Analisis Dampak Berantai Kebijakan Proteksionis terhadap Supply Chain dan Daya Saing Industri Tekstil Indonesia
An Analysis of the Ripple Effects of Protectionist Policies on the Supply Chain and Competitiveness of Indonesia’s Textile Industry
Pengarang:
Arina Cinta Ihlasia - ; Irfani Fithria Ummul Muzayanah (Pembimbing/Promotor) - ; Christina Ruth Elisabeth L. Tobing (Penguji) - ; Turro Selrits Wongkaren (Penguji) - ; I Made Krisna Yudhana Wisnu Gupta (Pembimbing/Promotor) -
Deskripsi
Penelitian ini menganalisis dampak kebijakan proteksionis terhadap rantai pasok dan daya saing industri tekstil Indonesia dengan pendekatan data panel HS code periode 2005–2023 dan metode regresi Random Effect.
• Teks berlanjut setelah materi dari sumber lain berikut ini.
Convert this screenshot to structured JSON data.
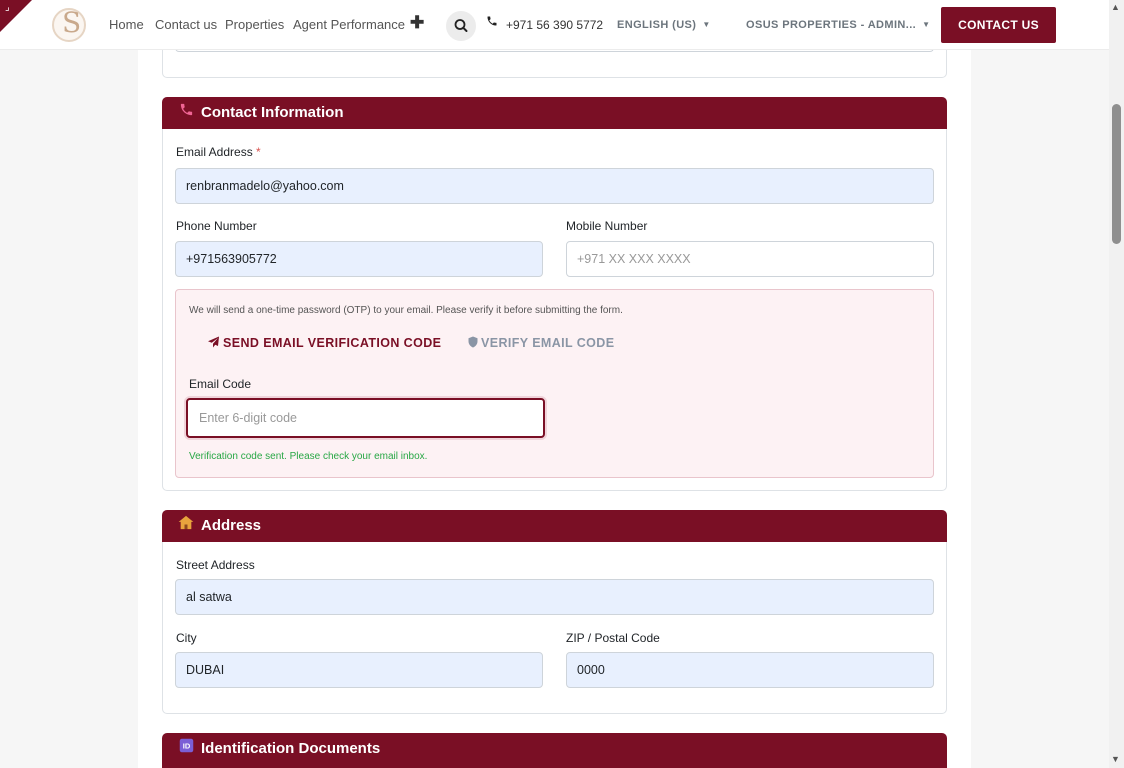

Instrumen yang dikaji meliputi BMAD, BMTP, Persetujuan Impor (PI), dan Laporan Surveyor (LS). Hasil menunjukkan bahwa kebijakan proteksionis tidak berdampak signifikan terhadap volume impor barang upstream dan midstream, meski ada kecenderungan negatif. Sebaliknya, variabel makroekonomi seperti harga kapas dunia dan PDB lebih berpengaruh, terutama di segmen midstream dan downstream. Impor barang upstream terbukti berpengaruh positif terhadap ekspor midstream, menandakan pentingnya bahan baku impor untuk sektor menengah. Namun, tidak ditemukan hubungan serupa pada ekspor downstream, menunjukkan terbatasnya transmisi dampak hingga produk akhir. Kesimpulannya, kebijakan proteksionis belum efektif mendukung integrasi supply chain dan daya saing ekspor tekstil. Diperlukan strategi industri yang menyeimbangkan perlindungan domestik dan kebutuhan impor, serta penguatan koordinasi antarsegmen rantai nilai untuk meningkatkan efisiensi dan keberlanjutan industri tekstil nasional.